Periodic Reporting for period 2 - AlgoRNN (Recurrent Neural Networks and Related Machines That Learn Algorithms)
Reporting period: 2019-04-01 to 2020-09-30
Our artificial recurrent neural networks (RNNs) permeate the modern world on billions of devices such as smartphones. They are used for speech recognition, translation, robotics, healthcare, etc. However, in lots of real-world tasks, RNNs do not yet live up to their full potential. Although universal in theory, in practice they fail to learn important types of algorithms. This ERC project will go beyond what's possible with today's best RNNs, by creating general practical program learners through novel RNN-like systems that address some of the biggest open RNN problems and hottest RNN research topics: (1) How can RNNs learn to control (through internal spotlights of attention) separate large short-memory structures such as sub-networks with fast weights, to improve performance on many natural short-term memory-intensive tasks which are currently hard to learn by RNNs, such as answering detailed questions on recently observed videos? (2) How can such RNN-like systems meta-learn entire learning algorithms that outperform the original learning algorithms? (3) How to achieve efficient transfer learning from one RNN-learned set of problem-solving programs to new RNN programs solving new tasks? In other words, how can one RNN-like system actively learn to exploit algorithmic information contained in the programs running on another?
Work performed from the beginning of the project to the end of the period covered by the report and main results achieved so far
We have made substantial progress on (1), (2), (3). For more details, please see section “Project Achievements”.
Progress beyond the state of the art and expected potential impact (including the socio-economic impact and the wider societal implications of the project so far)

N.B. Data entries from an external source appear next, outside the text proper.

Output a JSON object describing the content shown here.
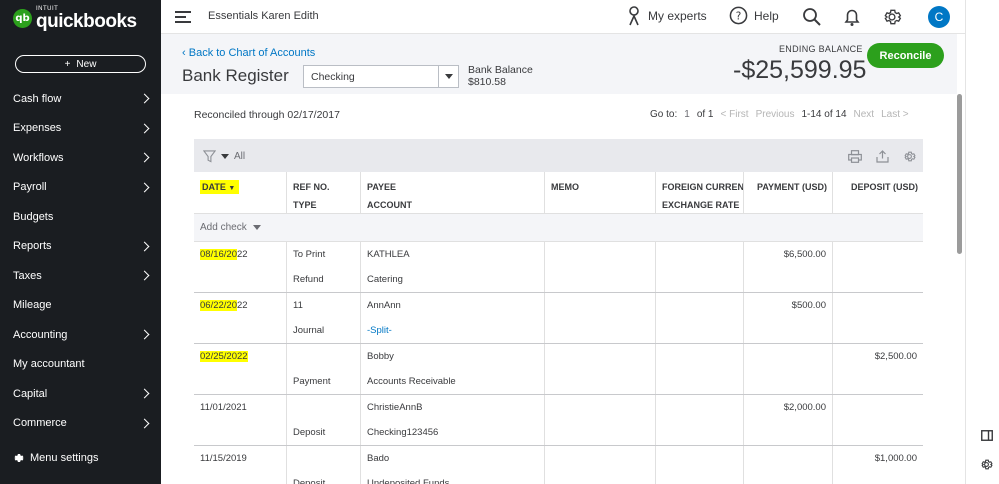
{
  "brand": {
    "intuit": "INTUIT",
    "name": "quickbooks",
    "badge": "qb"
  },
  "sidebar": {
    "new_label": "New",
    "items": [
      {
        "label": "Cash flow",
        "chevron": true
      },
      {
        "label": "Expenses",
        "chevron": true
      },
      {
        "label": "Workflows",
        "chevron": true
      },
      {
        "label": "Payroll",
        "chevron": true
      },
      {
        "label": "Budgets",
        "chevron": false
      },
      {
        "label": "Reports",
        "chevron": true
      },
      {
        "label": "Taxes",
        "chevron": true
      },
      {
        "label": "Mileage",
        "chevron": false
      },
      {
        "label": "Accounting",
        "chevron": true
      },
      {
        "label": "My accountant",
        "chevron": false
      },
      {
        "label": "Capital",
        "chevron": true
      },
      {
        "label": "Commerce",
        "chevron": true
      }
    ],
    "menu_settings": "Menu settings"
  },
  "topbar": {
    "company": "Essentials Karen Edith",
    "my_experts": "My experts",
    "help": "Help",
    "avatar_letter": "C"
  },
  "header": {
    "back_link": "Back to Chart of Accounts",
    "title": "Bank Register",
    "account_selected": "Checking",
    "bank_balance_label": "Bank Balance",
    "bank_balance_value": "$810.58",
    "ending_balance_label": "ENDING BALANCE",
    "ending_balance_value": "-$25,599.95",
    "reconcile_label": "Reconcile"
  },
  "register": {
    "reconciled_through": "Reconciled through 02/17/2017",
    "pager": {
      "goto": "Go to:",
      "page": "1",
      "of": "of 1",
      "first": "< First",
      "previous": "Previous",
      "range": "1-14 of 14",
      "next": "Next",
      "last": "Last >"
    },
    "filter_label": "All",
    "columns": {
      "date": "DATE",
      "ref_no": "REF NO.",
      "type": "TYPE",
      "payee": "PAYEE",
      "account": "ACCOUNT",
      "memo": "MEMO",
      "foreign_currency": "FOREIGN CURRENCY",
      "exchange_rate": "EXCHANGE RATE",
      "payment": "PAYMENT (USD)",
      "deposit": "DEPOSIT (USD)"
    },
    "add_check": "Add check",
    "rows": [
      {
        "date_hl": "08/16/20",
        "date_rest": "22",
        "ref": "To Print",
        "type": "Refund",
        "payee": "KATHLEA",
        "account": "Catering",
        "account_link": false,
        "payment": "$6,500.00",
        "deposit": ""
      },
      {
        "date_hl": "06/22/20",
        "date_rest": "22",
        "ref": "11",
        "type": "Journal",
        "payee": "AnnAnn",
        "account": "-Split-",
        "account_link": true,
        "payment": "$500.00",
        "deposit": ""
      },
      {
        "date_hl": "02/25/2022",
        "date_rest": "",
        "ref": "",
        "type": "Payment",
        "payee": "Bobby",
        "account": "Accounts Receivable",
        "account_link": false,
        "payment": "",
        "deposit": "$2,500.00"
      },
      {
        "date_hl": "",
        "date_rest": "11/01/2021",
        "ref": "",
        "type": "Deposit",
        "payee": "ChristieAnnB",
        "account": "Checking123456",
        "account_link": false,
        "payment": "$2,000.00",
        "deposit": ""
      },
      {
        "date_hl": "",
        "date_rest": "11/15/2019",
        "ref": "",
        "type": "Deposit",
        "payee": "Bado",
        "account": "Undeposited Funds",
        "account_link": false,
        "payment": "",
        "deposit": "$1,000.00"
      }
    ]
  }
}
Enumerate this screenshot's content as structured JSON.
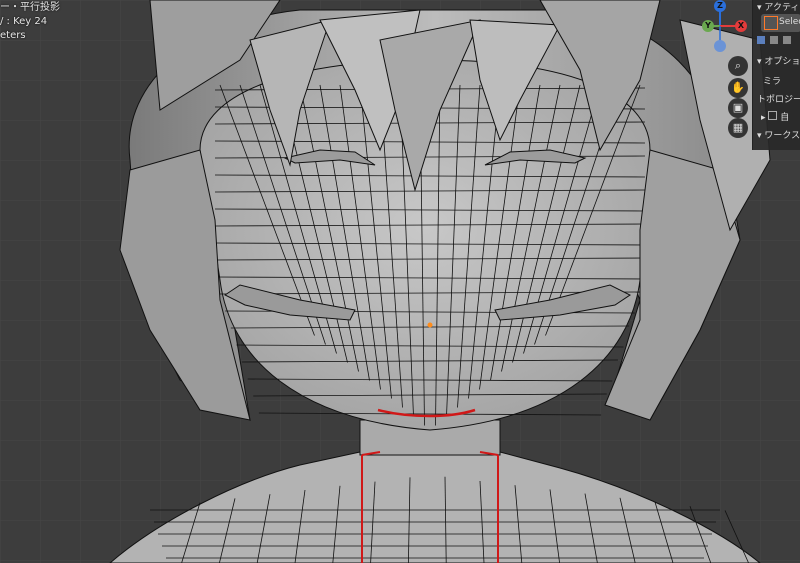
{
  "viewport": {
    "overlay": {
      "view_label": "ー・平行投影",
      "frame_label": "/ : Key 24",
      "units_label": "eters"
    }
  },
  "side_panel": {
    "active_tool_header": "アクティ",
    "active_tool_name": "Selec",
    "options_header": "オプショ",
    "mirror_label": "ミラ",
    "topology_label": "トポロジー",
    "auto_label": "自",
    "workspace_label": "ワークス"
  },
  "gizmo": {
    "x": "X",
    "y": "Y",
    "z": "Z"
  },
  "colors": {
    "background": "#3d3d3d",
    "mesh": "#b9b9b9",
    "wire": "#111111",
    "seam": "#d01818"
  }
}
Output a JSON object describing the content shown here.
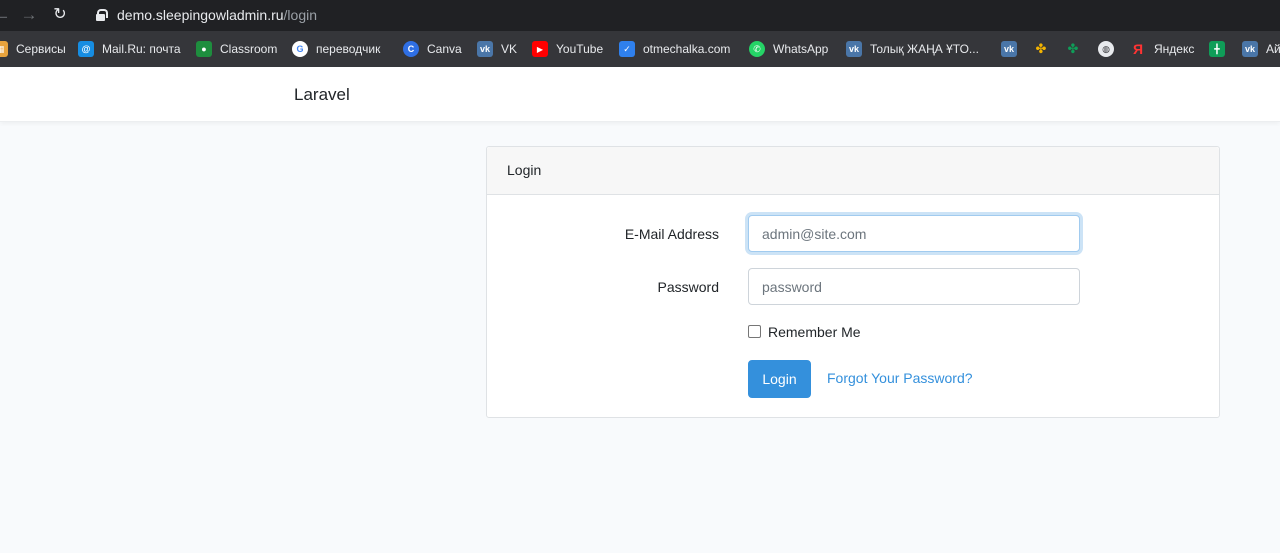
{
  "browser": {
    "url_domain": "demo.sleepingowladmin.ru",
    "url_path": "/login",
    "bookmarks": [
      {
        "label": "Сервисы",
        "icon": "apps-grid-icon",
        "color": "#e8a33d"
      },
      {
        "label": "Mail.Ru: почта",
        "icon": "mailru-icon",
        "color": "#168de2"
      },
      {
        "label": "Classroom",
        "icon": "classroom-icon",
        "color": "#1e8e3e"
      },
      {
        "label": "переводчик",
        "icon": "google-translate-icon",
        "color": "#4285f4"
      },
      {
        "label": "Canva",
        "icon": "canva-icon",
        "color": "#00c4cc"
      },
      {
        "label": "VK",
        "icon": "vk-icon",
        "color": "#4a76a8"
      },
      {
        "label": "YouTube",
        "icon": "youtube-icon",
        "color": "#ff0000"
      },
      {
        "label": "otmechalka.com",
        "icon": "checkmark-icon",
        "color": "#2f80ed"
      },
      {
        "label": "WhatsApp",
        "icon": "whatsapp-icon",
        "color": "#25d366"
      },
      {
        "label": "Толық ЖАҢА ҰТО...",
        "icon": "vk-icon",
        "color": "#4a76a8"
      },
      {
        "label": "",
        "icon": "vk-icon",
        "color": "#4a76a8"
      },
      {
        "label": "",
        "icon": "pinwheel-icon",
        "color": "#f4b400"
      },
      {
        "label": "",
        "icon": "pinwheel-icon",
        "color": "#0f9d58"
      },
      {
        "label": "",
        "icon": "globe-icon",
        "color": "#e8eaed"
      },
      {
        "label": "Яндекс",
        "icon": "yandex-icon",
        "color": "#ff0000"
      },
      {
        "label": "",
        "icon": "google-sheets-icon",
        "color": "#0f9d58"
      },
      {
        "label": "Ай",
        "icon": "vk-icon",
        "color": "#4a76a8"
      }
    ]
  },
  "navbar": {
    "brand": "Laravel"
  },
  "login_card": {
    "header": "Login",
    "email_label": "E-Mail Address",
    "email_placeholder": "admin@site.com",
    "password_label": "Password",
    "password_placeholder": "password",
    "remember_label": "Remember Me",
    "submit_label": "Login",
    "forgot_label": "Forgot Your Password?"
  },
  "colors": {
    "accent": "#3490dc",
    "page_bg": "#f8fafc"
  }
}
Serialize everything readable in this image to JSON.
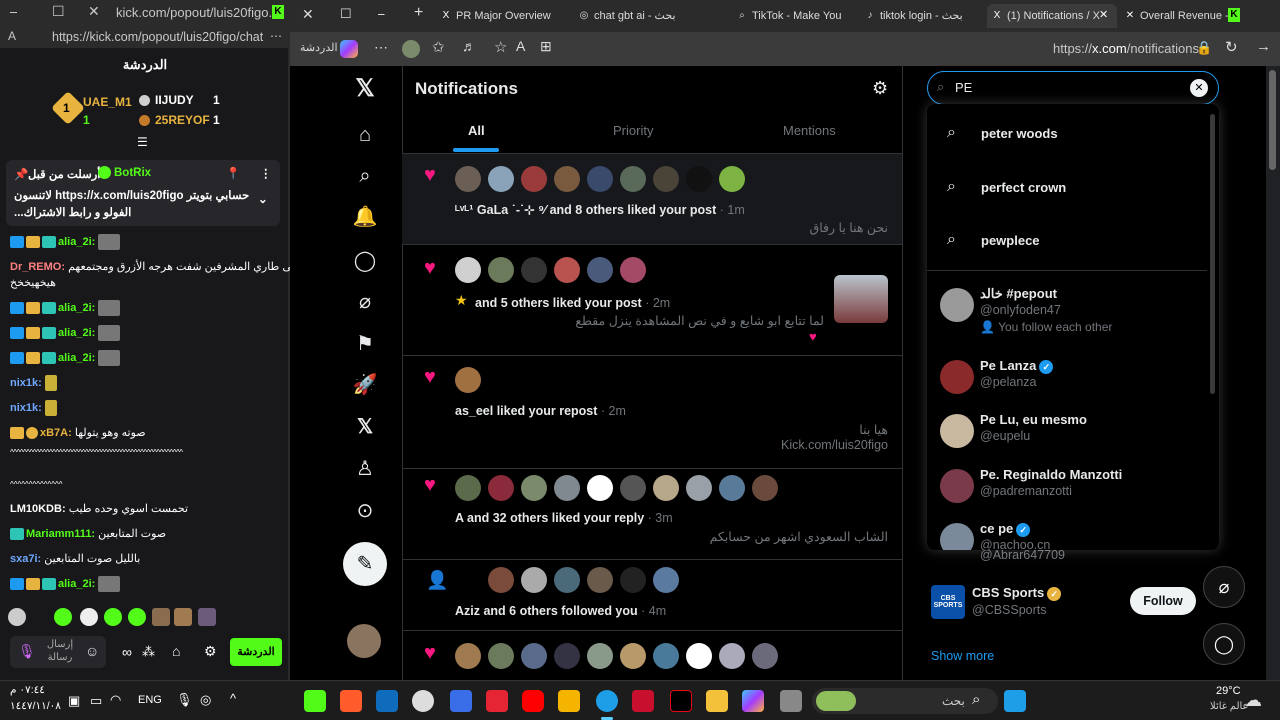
{
  "kick": {
    "title": "kick.com/popout/luis20figo...",
    "url": "https://kick.com/popout/luis20figo/chat",
    "header": "الدردشة",
    "leaderboard": [
      {
        "name": "UAE_M1",
        "value": "1",
        "rank": "1"
      },
      {
        "name": "IIJUDY",
        "value": "1"
      },
      {
        "name": "25REYOF",
        "value": "1"
      }
    ],
    "pinned": {
      "author_line": "أرسلت من قبل",
      "author": "BotRix",
      "text1": "لاتنسون https://x.com/luis20figo حسابي بتويتر",
      "text2": "...الفولو و رابط الاشتراك"
    },
    "messages": [
      {
        "user": "alia_2i:",
        "text": ""
      },
      {
        "user": "Dr_REMO:",
        "text": "على طاري المشرفين شفت هرجه الأزرق ومجتمعهم"
      },
      {
        "user": "",
        "text": "هيخهيخخخ"
      },
      {
        "user": "alia_2i:",
        "text": ""
      },
      {
        "user": "alia_2i:",
        "text": ""
      },
      {
        "user": "alia_2i:",
        "text": ""
      },
      {
        "user": "nix1k:",
        "text": ""
      },
      {
        "user": "nix1k:",
        "text": ""
      },
      {
        "user": "xB7A:",
        "text": "صوته وهو يتولها"
      },
      {
        "user": "",
        "text": "^^^^^^^^^^^^^^^^^^^^^^^^^^^^^^^^^^^^^^^^^^^^^^^^^^^^^"
      },
      {
        "user": "",
        "text": "^^^^^^^^^^^^^^"
      },
      {
        "user": "LM10KDB:",
        "text": "تحمست اسوي وحده طيب"
      },
      {
        "user": "Mariamm111:",
        "text": "صوت المتابعين"
      },
      {
        "user": "sxa7i:",
        "text": "بالليل صوت المتابعين"
      },
      {
        "user": "alia_2i:",
        "text": ""
      }
    ],
    "send_placeholder": "إرسال رسالة",
    "chat_button": "الدردشة"
  },
  "browser": {
    "tabs": [
      {
        "label": "PR Major Overview",
        "icon": "X"
      },
      {
        "label": "chat gbt ai - بحث",
        "icon": "◎"
      },
      {
        "label": "TikTok - Make You",
        "icon": "♪"
      },
      {
        "label": "tiktok login - بحث",
        "icon": "⌕"
      },
      {
        "label": "(1) Notifications / X",
        "icon": "X"
      },
      {
        "label": "Overall Revenue -",
        "icon": "K"
      }
    ],
    "chat_label": "الدردشة",
    "url_prefix": "https://",
    "url_host": "x.com",
    "url_path": "/notifications"
  },
  "x": {
    "notification_badge": "1",
    "title": "Notifications",
    "tabs": [
      "All",
      "Priority",
      "Mentions"
    ],
    "notifications": [
      {
        "text": "ᴸᵛᴸ¹ GaLa ˙-˙⊹ ⁹⁄ and 8 others liked your post",
        "time": "· 1m",
        "quote": "نحن هنا يا رفاق"
      },
      {
        "text": "and 5 others liked your post",
        "time": "· 2m",
        "quote": "لما تتابع ابو شايع و في نص المشاهدة ينزل مقطع"
      },
      {
        "text": "as_eel liked your repost",
        "time": "· 2m",
        "quote": "هيا بنا",
        "quote2": "Kick.com/luis20figo"
      },
      {
        "text": "A and 32 others liked your reply",
        "time": "· 3m",
        "quote": "الشاب السعودي اشهر من حسابكم"
      },
      {
        "text": "Aziz and 6 others followed you",
        "time": "· 4m",
        "quote": ""
      }
    ],
    "search_value": "PE",
    "suggestions": [
      "peter woods",
      "perfect crown",
      "pewplece"
    ],
    "users": [
      {
        "name": "خالد #pepout",
        "handle": "@onlyfoden47",
        "extra": "You follow each other",
        "verified": ""
      },
      {
        "name": "Pe Lanza",
        "handle": "@pelanza",
        "extra": "",
        "verified": "blue"
      },
      {
        "name": "Pe Lu, eu mesmo",
        "handle": "@eupelu",
        "extra": "",
        "verified": ""
      },
      {
        "name": "Pe. Reginaldo Manzotti",
        "handle": "@padremanzotti",
        "extra": "",
        "verified": ""
      },
      {
        "name": "ce pe",
        "handle": "@nachoo.cn",
        "extra": "",
        "verified": "blue"
      }
    ],
    "behind_handle": "@Abrar647709",
    "who_to_follow": {
      "name": "CBS Sports",
      "handle": "@CBSSports",
      "button": "Follow",
      "logo": "CBS SPORTS"
    },
    "show_more": "Show more"
  },
  "taskbar": {
    "time": "٠٧:٤٤ م",
    "date": "١٤٤٧/١١/٠٨",
    "lang": "ENG",
    "search": "بحث",
    "temp": "29°C",
    "weather": "عالم غائلا"
  }
}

In the future, we expect to: (1) Generalize our novel Tensor-Product RNNs with fast weights  to self-supervision and meta-learning (learning to learn). One goal is to leverage an association mechanism to perform some level of systematic reasoning. (2) Generalize our novel method for meta-learning general reinforcement learning algorithms (MetaGenRL)  to support more advanced learning algorithms and replace human-engineered algorithms. Also develop stable methods to learn policies combining the information collected by many different learning agents. (3) Analyze how to make neural networks learn modular structure that supports compositionality as required for recursive function calls, and investigate what kind of inductive bias is necessary to obtain such compositional solutions. All of this is targeted towards achieving more human-like high-level reasoning.